Et la jeune blonde brise entre ses doigts une longue saucisse rouge avant d’en ingurgiter les morceaux.

Matricia sourit, le regard lointain, serrant ses lèvres épaisses.

Nata Tsvirka était rousse et bulgare, bulgare et rousse, on se rappelait d’elle ainsi, la rousse bulgare, mais ce qui la caractérisait le mieux était son regard bleu-gris, sombre, où se lisaient sa franchise, sa vivacité et aussi sa dureté intérieure, et le fait qu’elle ait été rousse, comme d’autres femmes du Cercle, Sandrine par exemple, ou Carole, l’une des deux soeurs Hargone, rousses elles aussi, que sa rousseur à elle ait été foncée, presque vineuse, cela ne faisait qu’ajouter à cette sorte d’ombrageuse détermination qui se lisait dans son regard. De ses ongles tranchants, Nata découpait de minuscules lambeaux de figues qu’elle avalait l’un après l’autre.

Matricia faisait passer les plats; elle maniait un long couteau effilé qui lui servait à découper des morceaux que les Cerclants dégustaient à la main.

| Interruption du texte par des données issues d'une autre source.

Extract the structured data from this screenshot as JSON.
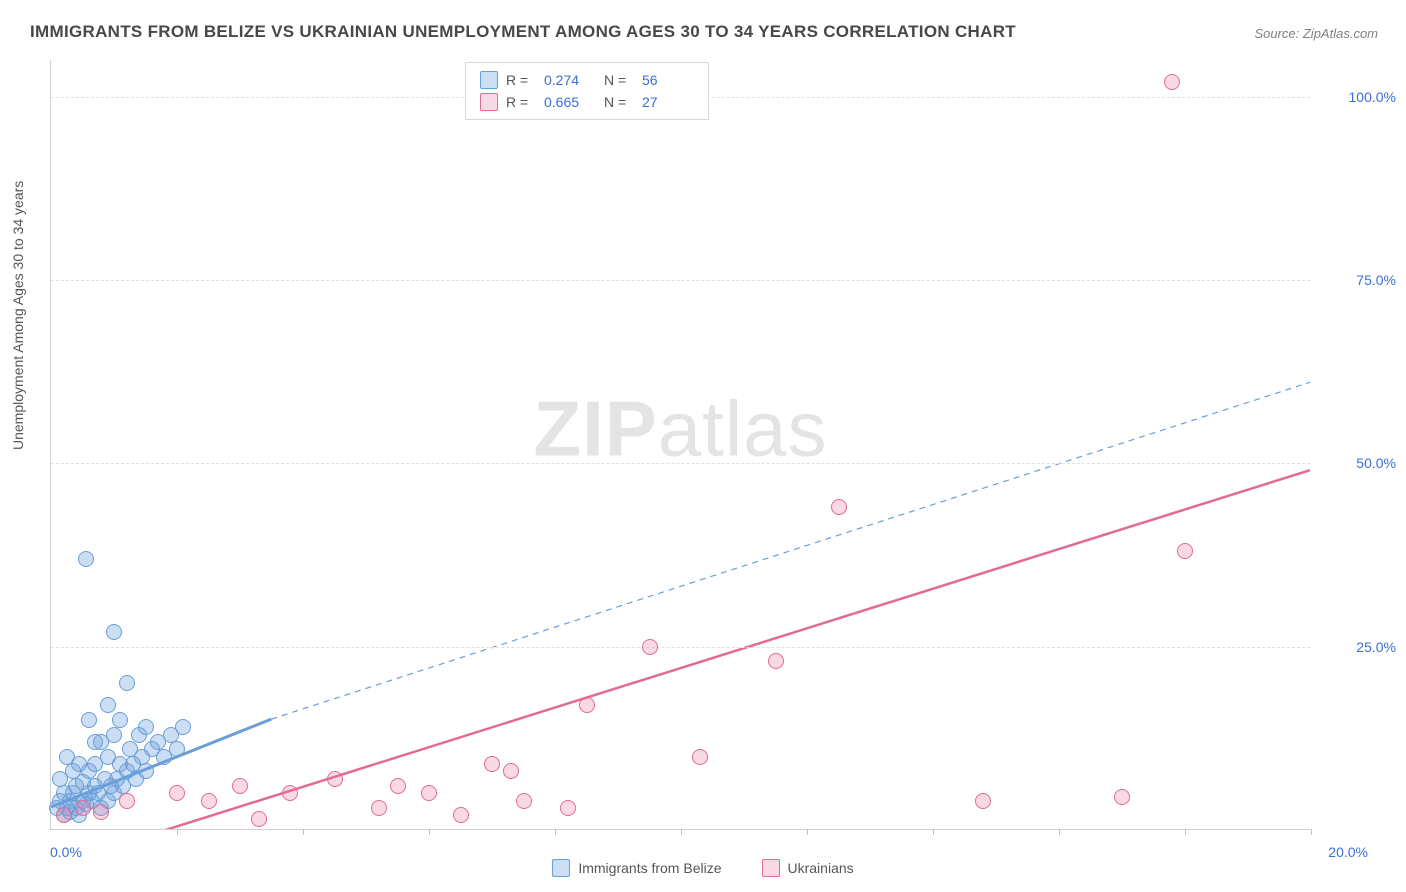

Gert Binveels pelait une pomme brûlante en s’aidant de la pointe de ses dents. Son crâne clairsemé de blonds cheveux filasses luisait sous les ampoules nues.

- GERT : Je propose de boire à la santé de l’ancien président, William Jefferson Clinton, l’homme qui par un seul acte, un seul, a symbolisé tout son siècle!

- NICU (se levant lui aussi) : Excellente idée! A la santé de celui qui a démontré, par la faiblesse qui l’a rendu célèbre, que seul le mensonge était compatible avec la vraie dignité!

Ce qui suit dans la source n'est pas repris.